British politicians are long past the point of having the courage to challenge assumptions on this most electorally toxic of issues. But if they were honest they would admit that the “crisis” we have supposedly experienced pales by comparison with what Greece or Italy, whose shores form Europe’s most southerly border, have seen in recent years. Although asylum claims are at their highest annual level since 2004, that’s likely to reflect a fall during the pandemic when travel was restricted and a surge after it. Far from being an irresistible magnet, in the year to this March, Britain received the fourth highest number of asylum claims compared with EU countries and only the 17th highest when measured by head of population. Yet much of Britain still behaves – and votes – as if it was overwhelmed with people who are in fact mostly going somewhere else. Five years ago, leave campaigners exploited these exaggerated fears to help secure a Brexit that, if anything, has made illegal movement harder to control, ending a longstanding right to return asylum seekers arriving from another EU country and poisoning relations between Britain and France just as goodwill was needed. The gall of Brexiters now in government is breathtaking, but saying so doesn’t help stop people drowning at sea.
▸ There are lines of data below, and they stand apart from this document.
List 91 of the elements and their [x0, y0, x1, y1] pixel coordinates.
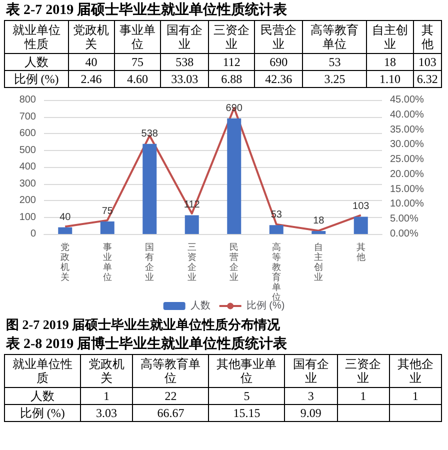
y-tick-label: 200 — [19, 195, 36, 206]
data-label: 3.25 — [302, 70, 367, 88]
data-label: 690 — [226, 102, 243, 114]
legend-label: 比例 (%) — [4, 70, 68, 88]
legend-label: 人数 — [4, 54, 68, 70]
y2-tick-label: 40.00% — [390, 109, 424, 120]
text: 表 2-7 2019 届硕士毕业生就业单位性质统计表 — [6, 1, 288, 19]
data-label: 3 — [284, 388, 338, 404]
category-label: 其他事业单位 — [208, 354, 285, 388]
bar — [227, 118, 242, 234]
category-label: 民营企业 — [254, 20, 303, 54]
data-label: 538 — [160, 54, 208, 70]
x-tick-label: 高等教育单位 — [272, 242, 281, 302]
legend-label: 比例 (%) — [246, 300, 285, 312]
y2-tick-label: 45.00% — [390, 94, 424, 106]
category-label: 三资企业 — [337, 354, 390, 388]
y2-tick-label: 5.00% — [390, 214, 418, 225]
category-label: 党政机关 — [80, 354, 133, 388]
data-label: 1 — [80, 388, 133, 404]
bar — [354, 216, 368, 234]
bar — [100, 221, 114, 234]
x-tick-label: 党政机关 — [60, 242, 70, 282]
data-label: 4.60 — [114, 70, 161, 88]
data-label: 103 — [352, 201, 370, 212]
y-tick-label: 0 — [30, 228, 36, 240]
y-tick-label: 600 — [19, 128, 36, 139]
data-label: 538 — [141, 128, 158, 140]
text: 表 2-8 2019 届博士毕业生就业单位性质统计表 — [6, 335, 288, 353]
data-label: 690 — [254, 54, 303, 70]
data-label: 6.88 — [208, 70, 255, 88]
bar — [58, 227, 72, 234]
data-label: 42.36 — [254, 70, 303, 88]
data-label: 5 — [208, 388, 285, 404]
y2-tick-label: 0.00% — [390, 228, 418, 240]
x-tick-label: 事业单位 — [102, 242, 112, 282]
bar — [269, 225, 284, 234]
category-label: 国有企业 — [160, 20, 208, 54]
x-tick-label: 其他 — [356, 242, 366, 262]
text: 图 2-7 2019 届硕士毕业生就业单位性质分布情况 — [6, 316, 282, 334]
y-tick-label: 700 — [19, 111, 36, 122]
data-label: 75 — [114, 54, 161, 70]
category-label: 国有企业 — [284, 354, 338, 388]
category-label: 高等教育单位 — [132, 354, 209, 388]
data-label: 22 — [132, 388, 209, 404]
bar — [142, 144, 157, 234]
bar — [312, 230, 326, 234]
legend-label: 人数 — [4, 388, 80, 404]
data-label: 112 — [208, 54, 255, 70]
category-label: 三资企业 — [208, 20, 255, 54]
legend-label: 人数 — [190, 300, 210, 312]
data-label: 15.15 — [208, 404, 285, 422]
y2-tick-label: 35.00% — [390, 124, 424, 136]
data-label: 40 — [68, 54, 114, 70]
data-label: 1 — [389, 388, 442, 404]
x-tick-label: 民营企业 — [230, 242, 239, 282]
text: 就业单位性质 — [4, 20, 68, 54]
data-label: 1 — [337, 388, 390, 404]
data-label: 1.10 — [366, 70, 414, 88]
bar — [184, 215, 199, 234]
x-tick-label: 国有企业 — [145, 242, 154, 282]
data-label: 6.32 — [413, 70, 442, 88]
x-tick-label: 自主创业 — [314, 242, 324, 282]
text: 就业单位性质 — [4, 354, 80, 388]
data-label: 18 — [313, 215, 325, 226]
data-label: 103 — [413, 54, 442, 70]
y-tick-label: 100 — [19, 212, 36, 223]
data-label: 33.03 — [160, 70, 208, 88]
data-label: 3.03 — [80, 404, 133, 422]
category-label: 事业单位 — [114, 20, 161, 54]
data-label: 2.46 — [68, 70, 114, 88]
legend-label: 比例 (%) — [4, 404, 80, 422]
y-tick-label: 500 — [19, 144, 36, 156]
data-label: 53 — [302, 54, 367, 70]
category-label: 高等教育单位 — [302, 20, 367, 54]
y2-tick-label: 30.00% — [390, 139, 424, 150]
category-label: 其他企业 — [389, 354, 442, 388]
data-label: 66.67 — [132, 404, 209, 422]
y2-tick-label: 10.00% — [390, 198, 424, 210]
data-label: 40 — [60, 212, 72, 223]
y-tick-label: 400 — [19, 162, 36, 172]
y-tick-label: 800 — [19, 94, 36, 106]
category-label: 自主创业 — [366, 20, 414, 54]
y2-tick-label: 15.00% — [390, 184, 424, 195]
x-tick-label: 三资企业 — [187, 242, 196, 282]
y-tick-label: 300 — [19, 178, 36, 190]
category-label: 党政机关 — [68, 20, 114, 54]
y2-tick-label: 25.00% — [390, 154, 424, 166]
category-label: 其他 — [413, 20, 442, 54]
y2-tick-label: 20.00% — [390, 168, 424, 180]
data-label: 9.09 — [284, 404, 338, 422]
data-label: 18 — [366, 54, 414, 70]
For that we need safe, legal routes out for asylum seekers, agreed in concert with other countries to ensure that accidents of geography don’t leave some struggling to absorb an unfair share. That solidarity is even more critical now that Russia, always alert for opportunities to destabilise and divide Europe, is suspected of weaponising tensions by funnelling people through Belarus into Poland and perhaps its neighbours beyond. Tackling such complex, intractable issues requires a political maturity currently lacking, and a willingness to recognise tragedy as the spur to change.
Migrants are all too often painted as a threat to Britain, but events such as this should remind us that the real danger is to those crossing the Channel. In death we can see them for who they are; victims both of the regimes they are escaping and of traffickers exploiting their desperation, but sometimes also of kneejerk hostility in the countries that they long to reach. In the immediate haunting aftermath of tragedy, that hostility may sometimes be replaced, if only briefly, by pangs of conscience and by compassion. Blink now, and we will miss the moment.